Mas, os escândalos não param por aí. O nome de Beto Richa também apareceu na lista de Janot, que continha nomes de suspeitos envolvidos num dos maiores casos de corrupção do país: Construtora Odebrecht. O nome do governador paranaense surgiu em delações premiadas de executivos e ex-executivos da Odebrecht.

Se uma nova ação penal for aberta contra Beto Richa, a mesma deverá tramitar no STJ — que é a corte competente para julgar governadores. Ele já réu numa investigação de corrupção na Receita Estadual, oriunda da Operação Publicano, que, de acordo com o Ministério Público, causou prejuízo de R$ 2 bilhões ao tesouro paranaense.Já foi aberto um segundo inquérito para apurar fraudes no Porto de Paranaguá, Daqui a pouco o tucano pode pedir música no Fantástico.

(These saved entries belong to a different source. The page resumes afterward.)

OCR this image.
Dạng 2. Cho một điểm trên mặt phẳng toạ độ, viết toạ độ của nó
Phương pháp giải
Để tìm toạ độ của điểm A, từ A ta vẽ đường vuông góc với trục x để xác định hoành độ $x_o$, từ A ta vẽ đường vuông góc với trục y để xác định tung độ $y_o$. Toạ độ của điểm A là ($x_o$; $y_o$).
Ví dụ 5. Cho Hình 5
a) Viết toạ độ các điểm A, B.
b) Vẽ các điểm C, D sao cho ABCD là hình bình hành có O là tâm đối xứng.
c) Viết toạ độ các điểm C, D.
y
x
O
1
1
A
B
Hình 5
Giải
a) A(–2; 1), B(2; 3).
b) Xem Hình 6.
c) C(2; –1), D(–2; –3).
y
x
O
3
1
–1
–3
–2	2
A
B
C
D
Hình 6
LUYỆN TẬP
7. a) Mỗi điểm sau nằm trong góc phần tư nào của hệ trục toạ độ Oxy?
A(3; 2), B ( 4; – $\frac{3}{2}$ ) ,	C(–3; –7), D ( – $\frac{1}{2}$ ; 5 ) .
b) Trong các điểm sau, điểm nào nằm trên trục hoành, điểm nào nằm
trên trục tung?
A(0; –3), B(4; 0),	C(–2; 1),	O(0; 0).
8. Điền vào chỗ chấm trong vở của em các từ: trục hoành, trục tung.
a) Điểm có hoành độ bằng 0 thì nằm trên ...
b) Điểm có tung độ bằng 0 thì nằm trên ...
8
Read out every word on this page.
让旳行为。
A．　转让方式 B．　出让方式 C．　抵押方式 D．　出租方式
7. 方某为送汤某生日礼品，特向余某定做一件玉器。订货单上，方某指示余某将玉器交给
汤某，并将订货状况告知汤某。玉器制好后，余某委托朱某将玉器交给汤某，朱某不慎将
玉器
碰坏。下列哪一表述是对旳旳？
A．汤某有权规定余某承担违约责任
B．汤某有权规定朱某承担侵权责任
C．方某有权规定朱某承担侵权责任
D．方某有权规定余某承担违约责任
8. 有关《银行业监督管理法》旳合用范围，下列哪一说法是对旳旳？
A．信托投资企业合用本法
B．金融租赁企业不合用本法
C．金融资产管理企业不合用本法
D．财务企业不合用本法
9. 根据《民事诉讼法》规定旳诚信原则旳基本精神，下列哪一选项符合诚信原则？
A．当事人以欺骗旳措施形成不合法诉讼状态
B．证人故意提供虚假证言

Deixando o humor de lado, que é só o que nos resta num país de tantas mazelas, fica a pergunta: Até quando nossos deputados estaduais, que têm um custo alto, terão um papel figurativo? Quando irão tomar pé da situação e investigar essas séries de denúncias envolvendo o nome do governador? Será que os deputados estão lá para nos representar ou para aprovar projetos de lei oriundos do Palácio? Até quando poderemos contar apenas com os deputados que estão na trincheira da oposição?